Some years ago I was on holiday in southwestern France and I discovered that a lot of the souvenir shops were selling postcards based on vintage/retro travel and tourism adverts from the 1920’s and 1930’s. A lot of them seemed to be produced by a combination of whatever passed for the local Tourist Board in those days and SNCF, the French railways. What characterised many of these ads was a style of text and image that owed something to Art Deco but also to other contemporaneous movements as well, including Modernism & the ‘heroic’ style promoted by the Soviet Union.
What I didn’t realise then was how ubiquitous this stuff was, not only across Europe but in the USA as well. I happily festooned the side of our fridge with a collection of these French postcards, which, over the years went curly and yellowed due to the twin onslaught of cooking fumes and nicotine.
Subsequently, again on holiday, this time in Florence, I discovered a market stall selling a calendar which used vintage Italian railway ads from the pre-war Mussolini era. These were even more radical in terms of their style and were even more arresting.
Since then I have encountered similar art from Sweden and Morocco and also discovered American ‘Orange Crate Art’ which adopts a similar style for a quite different and more utilitarian purpose – labelling boxes of fruit and vegetables.

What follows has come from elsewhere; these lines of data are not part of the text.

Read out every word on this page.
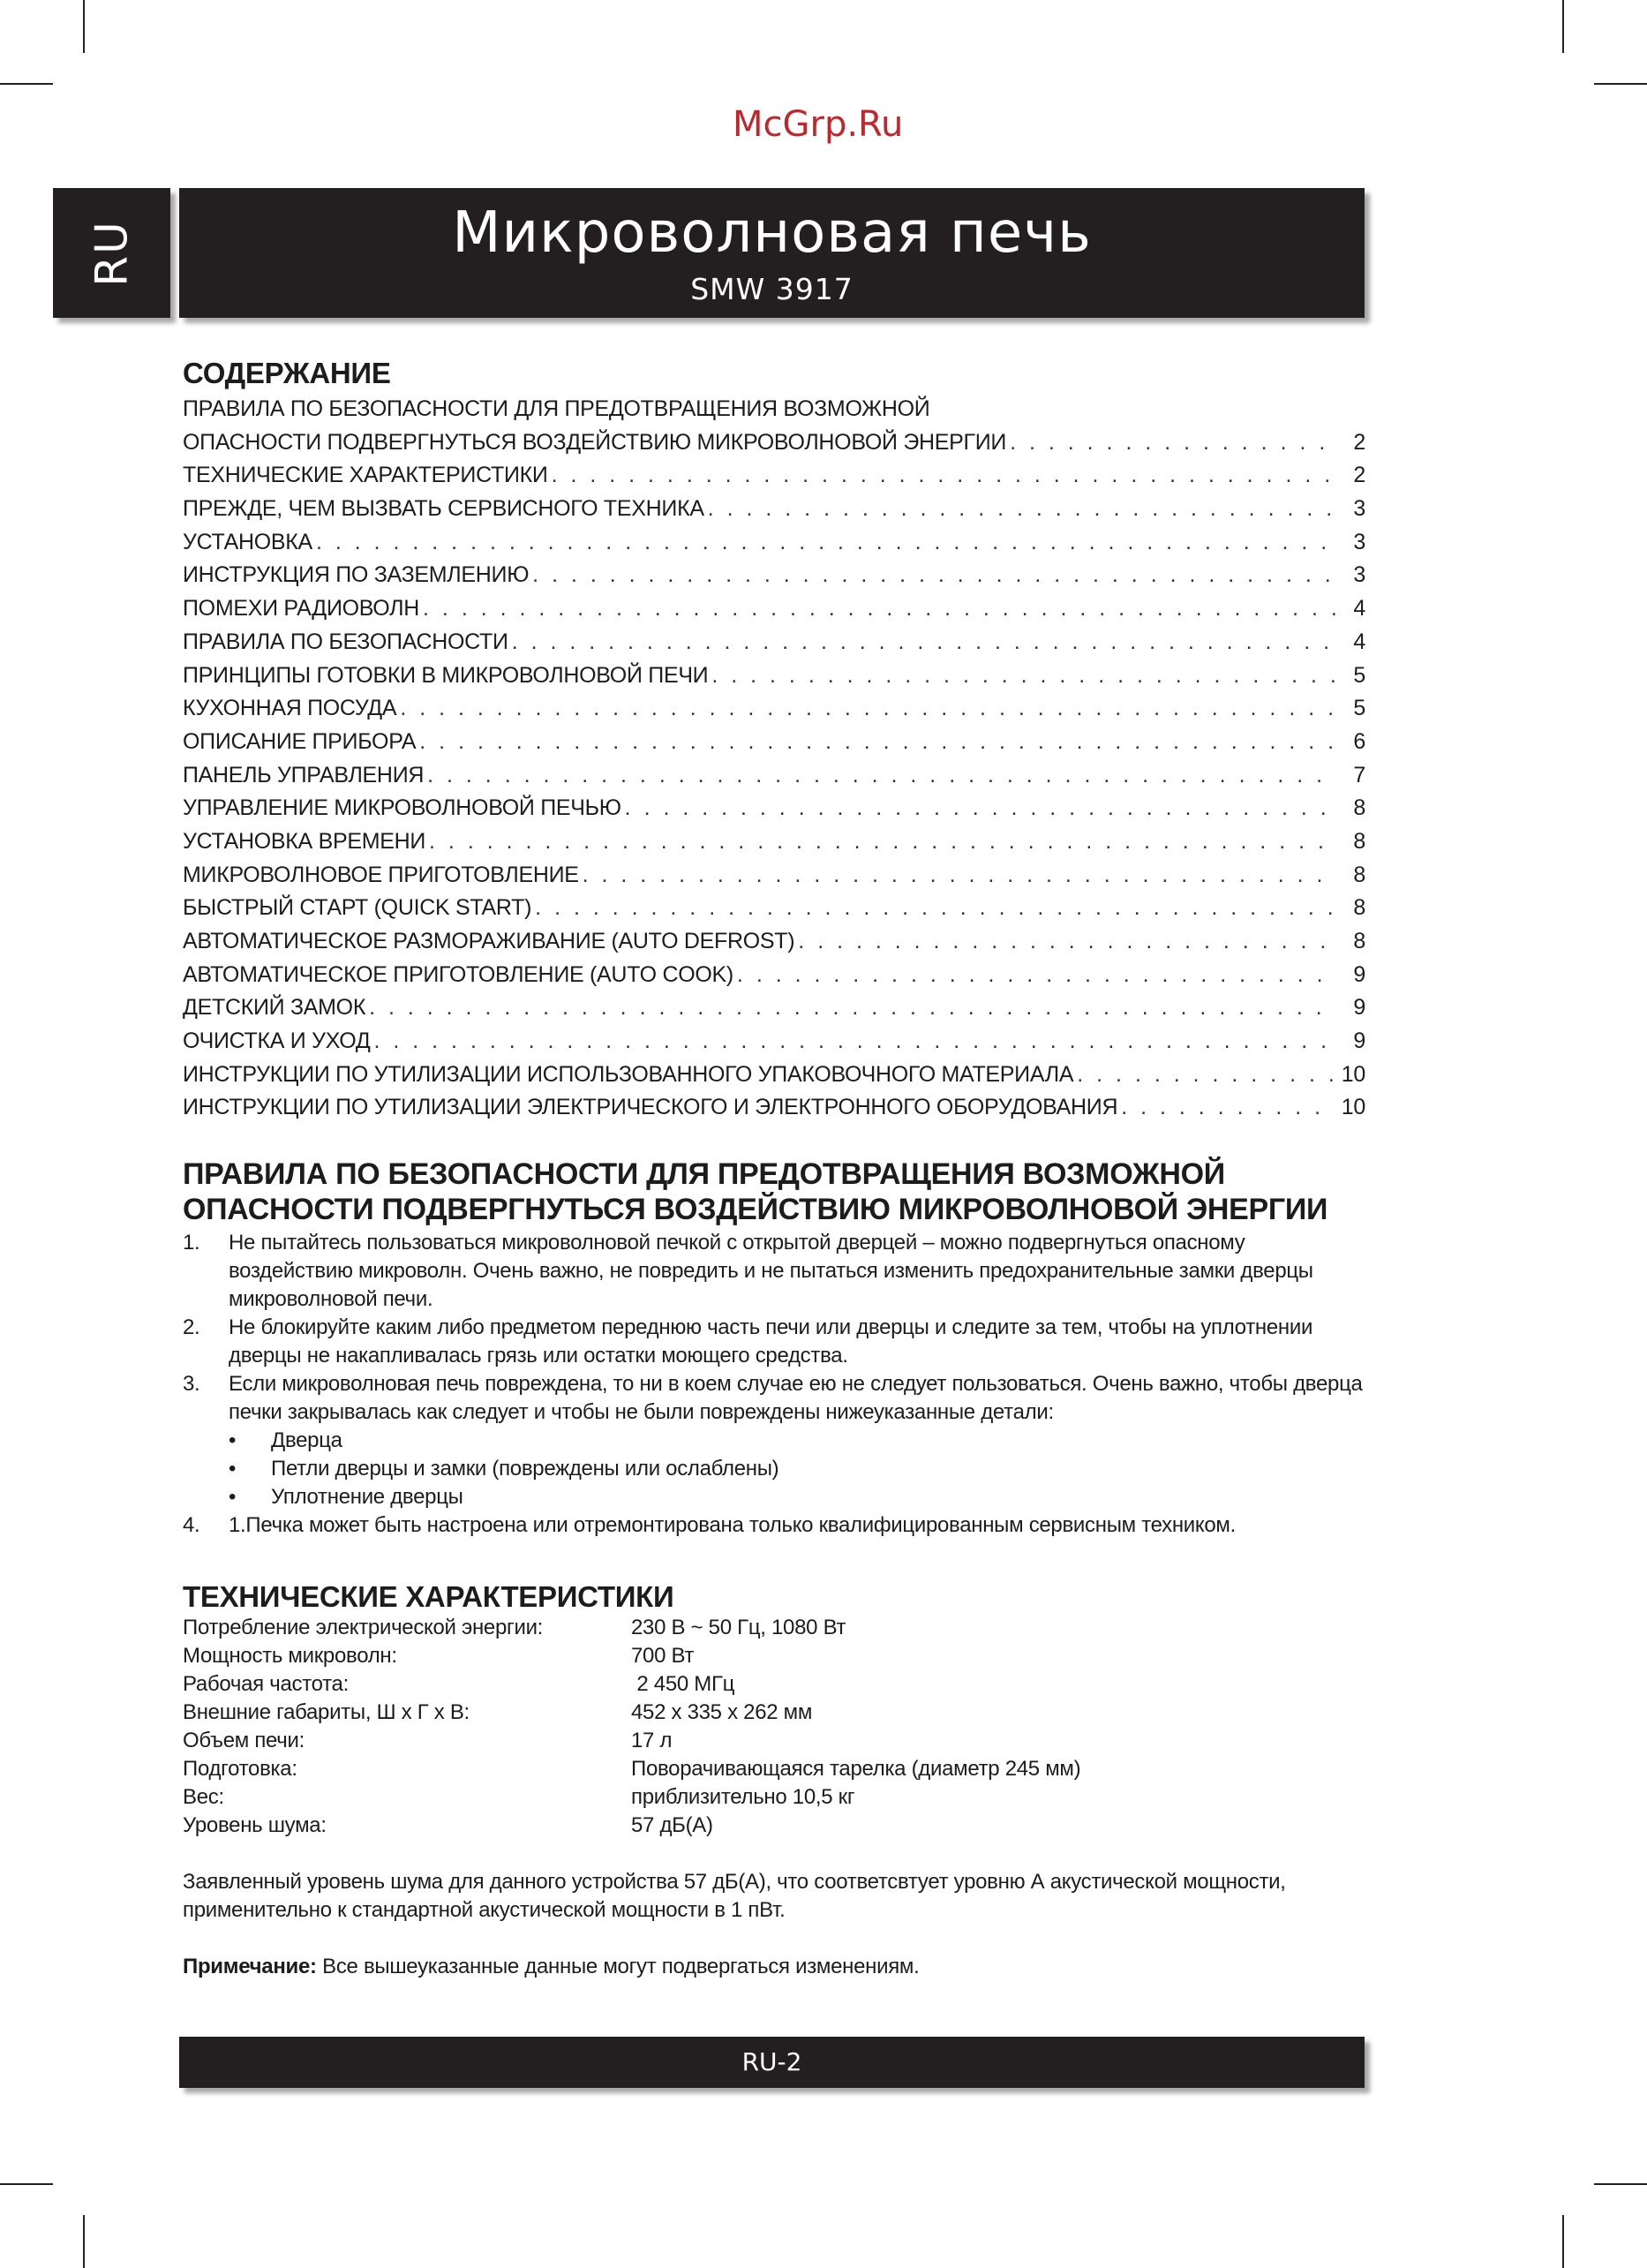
McGrp.Ru
RU	Микроволновая печь
SMW 3917
СОДЕРЖАНИЕ
ПРАВИЛА ПО БЕЗОПАСНОСТИ ДЛЯ ПРЕДОТВРАЩЕНИЯ ВОЗМОЖНОЙ
ОПАСНОСТИ ПОДВЕРГНУТЬСЯ ВОЗДЕЙСТВИЮ МИКРОВОЛНОВОЙ ЭНЕРГИИ . . .	2
ТЕХНИЧЕСКИЕ ХАРАКТЕРИСТИКИ . . .	2
ПРЕЖДЕ, ЧЕМ ВЫЗВАТЬ СЕРВИСНОГО ТЕХНИКА . . .	3
УСТАНОВКА . . .	3
ИНСТРУКЦИЯ ПО ЗАЗЕМЛЕНИЮ . . .	3
ПОМЕХИ РАДИОВОЛН . . .	4
ПРАВИЛА ПО БЕЗОПАСНОСТИ . . .	4
ПРИНЦИПЫ ГОТОВКИ В МИКРОВОЛНОВОЙ ПЕЧИ . . .	5
КУХОННАЯ ПОСУДА . . .	5
ОПИСАНИЕ ПРИБОРА . . .	6
ПАНЕЛЬ УПРАВЛЕНИЯ . . .	7
УПРАВЛЕНИЕ МИКРОВОЛНОВОЙ ПЕЧЬЮ . . .	8
УСТАНОВКА ВРЕМЕНИ . . .	8
МИКРОВОЛНОВОЕ ПРИГОТОВЛЕНИЕ . . .	8
БЫСТРЫЙ СТАРТ (QUICK START) . . .	8
АВТОМАТИЧЕСКОЕ РАЗМОРАЖИВАНИЕ (AUTO DEFROST) . . .	8
АВТОМАТИЧЕСКОЕ ПРИГОТОВЛЕНИЕ (AUTO COOK) . . .	9
ДЕТСКИЙ ЗАМОК . . .	9
ОЧИСТКА И УХОД . . .	9
ИНСТРУКЦИИ ПО УТИЛИЗАЦИИ ИСПОЛЬЗОВАННОГО УПАКОВОЧНОГО МАТЕРИАЛА . . .	10
ИНСТРУКЦИИ ПО УТИЛИЗАЦИИ ЭЛЕКТРИЧЕСКОГО И ЭЛЕКТРОННОГО ОБОРУДОВАНИЯ . . .	10
ПРАВИЛА ПО БЕЗОПАСНОСТИ ДЛЯ ПРЕДОТВРАЩЕНИЯ ВОЗМОЖНОЙ
ОПАСНОСТИ ПОДВЕРГНУТЬСЯ ВОЗДЕЙСТВИЮ МИКРОВОЛНОВОЙ ЭНЕРГИИ
1. Не пытайтесь пользоваться микроволновой печкой с открытой дверцей – можно подвергнуться опасному воздействию микроволн. Очень важно, не повредить и не пытаться изменить предохранительные замки дверцы микроволновой печи.
2. Не блокируйте каким либо предметом переднюю часть печи или дверцы и следите за тем, чтобы на уплотнении дверцы не накапливалась грязь или остатки моющего средства.
3. Если микроволновая печь повреждена, то ни в коем случае ею не следует пользоваться. Очень важно, чтобы дверца печки закрывалась как следует и чтобы не были повреждены нижеуказанные детали:
• Дверца
• Петли дверцы и замки (повреждены или ослаблены)
• Уплотнение дверцы
4. 1.Печка может быть настроена или отремонтирована только квалифицированным сервисным техником.
ТЕХНИЧЕСКИЕ ХАРАКТЕРИСТИКИ
Потребление электрической энергии:	230 В ~ 50 Гц, 1080 Вт
Мощность микроволн:	700 Вт
Рабочая частота:	2 450 МГц
Внешние габариты, Ш x Г x В:	452 x 335 x 262 мм
Объем печи:	17 л
Подготовка:	Поворачивающаяся тарелка (диаметр 245 мм)
Вес:	приблизительно 10,5 кг
Уровень шума:	57 дБ(А)

Заявленный уровень шума для данного устройства 57 дБ(А), что соответсвтует уровню А акустической мощности, применительно к стандартной акустической мощности в 1 пВт.

Примечание: Все вышеуказанные данные могут подвергаться изменениям.

RU-2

In this country, the major sponsors of this type of art were the railway companies and also London Transport, who used pastoral idylls in this style to promote the delights of Golders Green, Twickenham, Kingston and other outlying London dormitory suburbs and towns. There is in fact an exhibition called ‘Suburbia’ running through the winter at the London Transport Museum which I must try to get to, as it will no doubt major on some of the hundreds of posters they commissioned during this era.
It seems to me that this type of ‘graphic design’ is actually really popular but I have yet to encounter the definitive study of this stuff that I know is out there somewhere waiting for me. If anyone knows where I can lay my hands on said study, please let me know in the Comments section and I will be much indebted to you. I have kept the old Italian calendar and have often thought of framing some of the fantastic illustrations it contains, but like most people in their 50’s, I have long since accumulated an embarassing surplus of framed pictures and effectively no longer have sufficient walls to hang the damned things without making everywhere look cluttered.
Still, whether it’s ‘Art Moderne’, ’30’s Commercial Art or whatever, it does seem to be making something of a comeback thanks to Belgian brewing mega-corporation Stella Artois, who are using illustrations very much in this style to advertise their new 4 % beer. I love the one where they have somehow contrived to land a seaplane on a swimming pool and the passengers are sprawled about on one of the floats looking totally cool and relaxed……perhaps that’s why I like this style so much. Forget the beer; if Stella are trying to sell me a lifestyle, I’m there already, dangling my feet in the pool ……………….and wondering how the hell we’re going to get the seaplane into the air again!